The test is being approved with an expanded use for Tarceva as a first-line treatment for patients with NSCLC that has spread to other parts of the body (metastasized) and who have certain mutations in the EGFR gene.
Lung cancer is the leading cause of cancer-related death among men and women. According to the National Cancer Institute, there will be an estimated 228,190 new cases of lung cancer this year, and 159,480 deaths. About 85 percent of lung cancers are NSCLC, making it the most common type of lung cancer.
“The approval of the cobas EGFR Mutation Test will allow physicians to identify non-small cell lung cancer patients who are candidates for receiving Tarceva as first line therapy,” said Alberto Gutierrez, PhD, director of the Office of In Vitro Diagnostics and Radiological Health in the FDA’s Center for Devices and Radiological Health. “Companion diagnostics play an important role in determining which therapies are the safest and most effective for a particular patient.”
The safety and effectiveness of the cobas EGFR Mutation Test was established with clinical data showing that, on average, NSCLC patients with specific types of EGFR mutations (exon 19 deletions or exon 21 L858R substitution mutations) lived without their disease progressing for 10.4 months when they received Tarceva treatment, compared to 5.4 months for those who received a standard two-drug chemotherapy regimen. Investigators used tumor samples from the clinical trial to validate the test’s use in this patient population.

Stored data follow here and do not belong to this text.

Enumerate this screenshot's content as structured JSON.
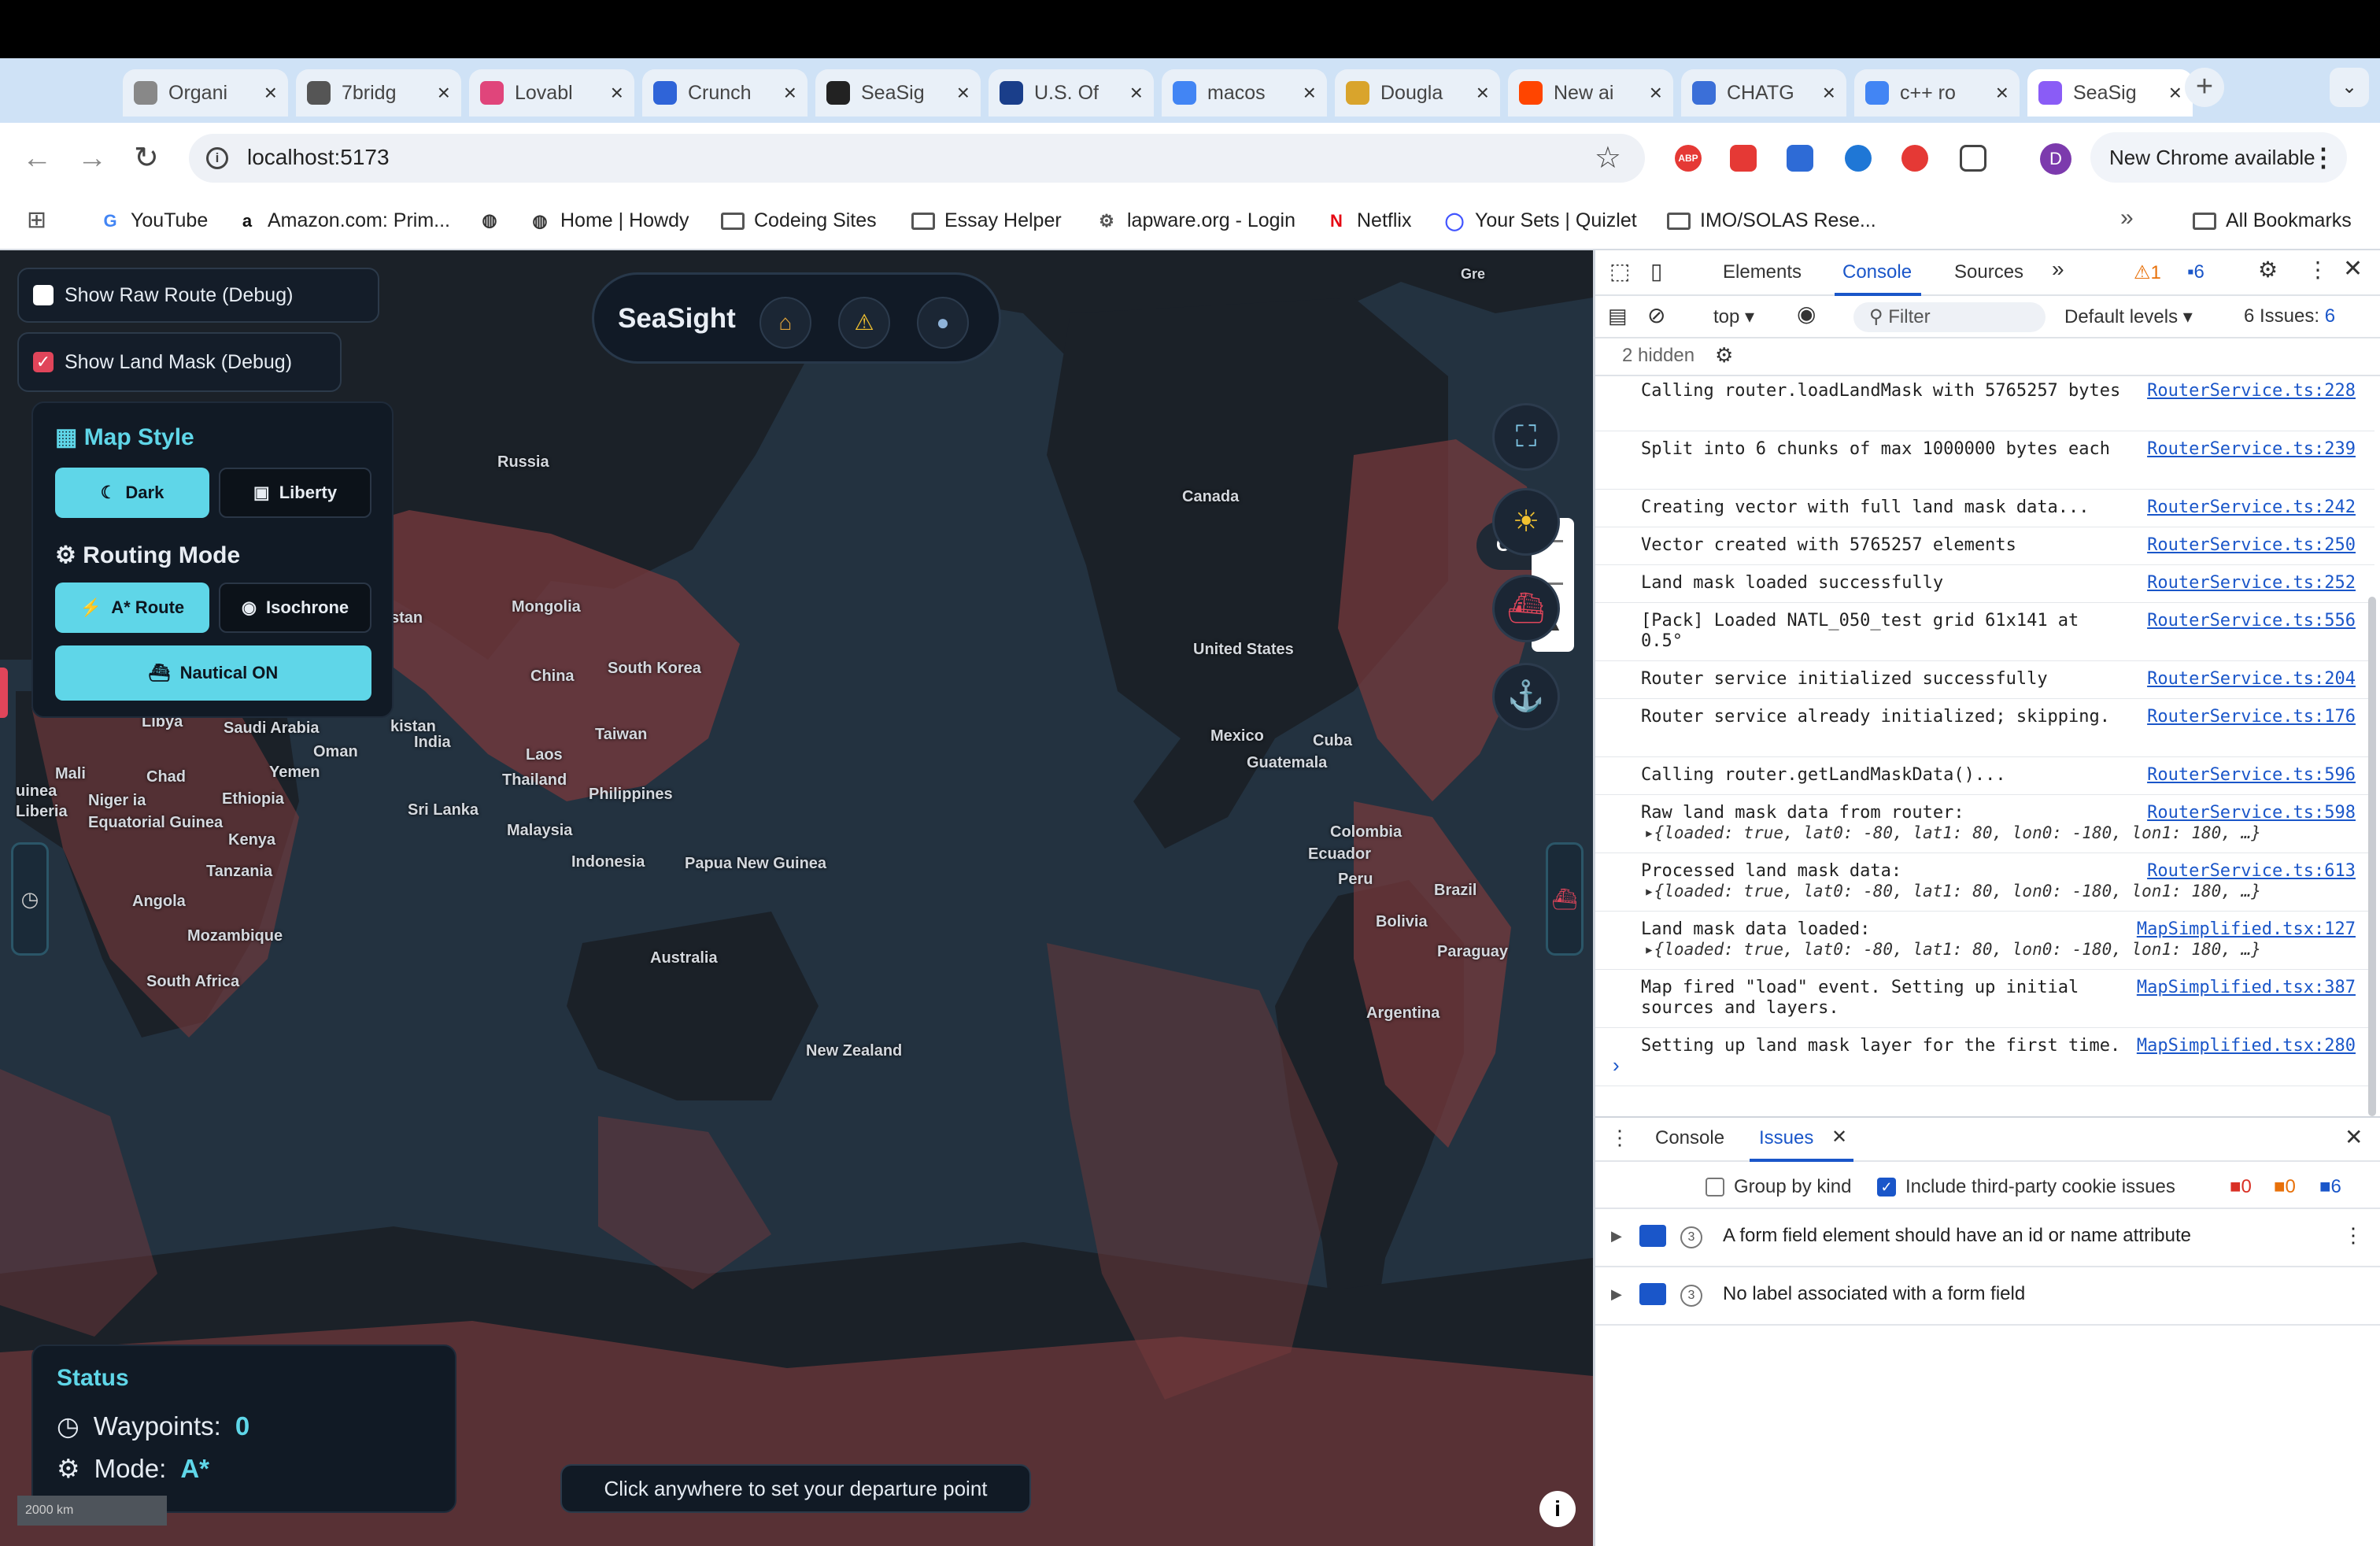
{
  "browser": {
    "tabs": [
      {
        "title": "Organi",
        "favicon": "openai-icon",
        "color": "#888888"
      },
      {
        "title": "7bridg",
        "favicon": "page-icon",
        "color": "#555555"
      },
      {
        "title": "Lovabl",
        "favicon": "lovable-icon",
        "color": "#e0457b"
      },
      {
        "title": "Crunch",
        "favicon": "crunchbase-icon",
        "color": "#2f64d8"
      },
      {
        "title": "SeaSig",
        "favicon": "github-icon",
        "color": "#222222"
      },
      {
        "title": "U.S. Of",
        "favicon": "noaa-icon",
        "color": "#1a3e8a"
      },
      {
        "title": "macos",
        "favicon": "google-icon",
        "color": "#4285f4"
      },
      {
        "title": "Dougla",
        "favicon": "map-icon",
        "color": "#d9a42c"
      },
      {
        "title": "New ai",
        "favicon": "reddit-icon",
        "color": "#ff4500"
      },
      {
        "title": "CHATG",
        "favicon": "openai-icon",
        "color": "#3b6fd8"
      },
      {
        "title": "c++ ro",
        "favicon": "google-icon",
        "color": "#4285f4"
      },
      {
        "title": "SeaSig",
        "favicon": "vite-icon",
        "color": "#8a5cf6",
        "active": true
      }
    ],
    "url": "localhost:5173",
    "update_label": "New Chrome available",
    "avatar_letter": "D",
    "bookmarks": [
      {
        "label": "YouTube",
        "icon": "google-icon"
      },
      {
        "label": "Amazon.com: Prim...",
        "icon": "amazon-icon"
      },
      {
        "label": "",
        "icon": "globe-icon"
      },
      {
        "label": "Home | Howdy",
        "icon": "globe-icon"
      },
      {
        "label": "Codeing Sites",
        "icon": "folder-icon"
      },
      {
        "label": "Essay Helper",
        "icon": "folder-icon"
      },
      {
        "label": "lapware.org - Login",
        "icon": "gear-icon"
      },
      {
        "label": "Netflix",
        "icon": "netflix-icon"
      },
      {
        "label": "Your Sets | Quizlet",
        "icon": "quizlet-icon"
      },
      {
        "label": "IMO/SOLAS Rese...",
        "icon": "folder-icon"
      }
    ],
    "all_bookmarks": "All Bookmarks"
  },
  "app": {
    "brand": "SeaSight",
    "debug": {
      "raw_route": "Show Raw Route (Debug)",
      "raw_route_checked": false,
      "land_mask": "Show Land Mask (Debug)",
      "land_mask_checked": true
    },
    "map_style": {
      "title": "Map Style",
      "dark": "Dark",
      "liberty": "Liberty",
      "selected": "Dark"
    },
    "routing": {
      "title": "Routing Mode",
      "astar": "A* Route",
      "isochrone": "Isochrone",
      "selected": "A* Route"
    },
    "nautical": "Nautical ON",
    "status": {
      "title": "Status",
      "waypoints_label": "Waypoints:",
      "waypoints": "0",
      "mode_label": "Mode:",
      "mode": "A*"
    },
    "hint": "Click anywhere to set your departure point",
    "clear": "Clear",
    "map_partial_label": "Gre",
    "scale_label": "2000 km",
    "places": [
      "Russia",
      "Canada",
      "Mongolia",
      "China",
      "South Korea",
      "United States",
      "Taiwan",
      "India",
      "Laos",
      "Thailand",
      "Philippines",
      "Sri Lanka",
      "Malaysia",
      "Indonesia",
      "Papua New Guinea",
      "Australia",
      "New Zealand",
      "Mexico",
      "Cuba",
      "Guatemala",
      "Colombia",
      "Ecuador",
      "Peru",
      "Brazil",
      "Bolivia",
      "Paraguay",
      "Argentina",
      "Libya",
      "Saudi Arabia",
      "Oman",
      "Yemen",
      "Chad",
      "Mali",
      "Niger ia",
      "Ethiopia",
      "Equatorial Guinea",
      "Kenya",
      "Tanzania",
      "Angola",
      "Mozambique",
      "South Africa",
      "uinea",
      "Liberia",
      "stan",
      "kistan"
    ]
  },
  "devtools": {
    "tabs": [
      "Elements",
      "Console",
      "Sources"
    ],
    "active_tab": "Console",
    "warnings": "1",
    "messages": "6",
    "context": "top",
    "filter_placeholder": "Filter",
    "levels": "Default levels",
    "issues_count": "6 Issues:",
    "issues_num": "6",
    "hidden": "2 hidden",
    "logs": [
      {
        "msg": "Calling router.loadLandMask with 5765257 bytes",
        "src": "RouterService.ts:228"
      },
      {
        "msg": "Split into 6 chunks of max 1000000 bytes each",
        "src": "RouterService.ts:239"
      },
      {
        "msg": "Creating vector with full land mask data...",
        "src": "RouterService.ts:242"
      },
      {
        "msg": "Vector created with 5765257 elements",
        "src": "RouterService.ts:250"
      },
      {
        "msg": "Land mask loaded successfully",
        "src": "RouterService.ts:252"
      },
      {
        "msg": "[Pack] Loaded NATL_050_test grid 61x141 at 0.5°",
        "src": "RouterService.ts:556"
      },
      {
        "msg": "Router service initialized successfully",
        "src": "RouterService.ts:204"
      },
      {
        "msg": "Router service already initialized; skipping.",
        "src": "RouterService.ts:176"
      },
      {
        "msg": "Calling router.getLandMaskData()...",
        "src": "RouterService.ts:596"
      },
      {
        "msg": "Raw land mask data from router:",
        "src": "RouterService.ts:598",
        "obj": "▸{loaded: true, lat0: -80, lat1: 80, lon0: -180, lon1: 180, …}"
      },
      {
        "msg": "Processed land mask data:",
        "src": "RouterService.ts:613",
        "obj": "▸{loaded: true, lat0: -80, lat1: 80, lon0: -180, lon1: 180, …}"
      },
      {
        "msg": "Land mask data loaded:",
        "src": "MapSimplified.tsx:127",
        "obj": "▸{loaded: true, lat0: -80, lat1: 80, lon0: -180, lon1: 180, …}"
      },
      {
        "msg": "Map fired \"load\" event. Setting up initial sources and layers.",
        "src": "MapSimplified.tsx:387"
      },
      {
        "msg": "Setting up land mask layer for the first time.",
        "src": "MapSimplified.tsx:280"
      }
    ],
    "drawer": {
      "tabs": [
        "Console",
        "Issues"
      ],
      "active": "Issues",
      "group_by_kind": "Group by kind",
      "include_third_party": "Include third-party cookie issues",
      "counts": [
        "0",
        "0",
        "6"
      ],
      "issues": [
        {
          "count": "3",
          "text": "A form field element should have an id or name attribute"
        },
        {
          "count": "3",
          "text": "No label associated with a form field"
        }
      ]
    }
  }
}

The approval is Tarceva’s fourth indication and the third use for lung cancer. The FDA approved Tarceva on April 16, 2010, for maintenance treatment of patients with locally advanced or metastatic NSCLC whose disease has not progressed after four cycles of platinum-based first-line chemotherapy. Tarceva was originally approved in November 2004 for the treatment of patients with locally advanced or metastatic NSCLC after failure of at least one prior chemotherapy regimen.
The cobas EGFR Mutation Test is manufactured by the Roche Molecular Systems in Pleasanton, California.
Tarceva (erlotinib) is co-marketed by California-based Genentech, a member of the Roche Group and OSI Pharmaceuticals of Farmingdale, New York.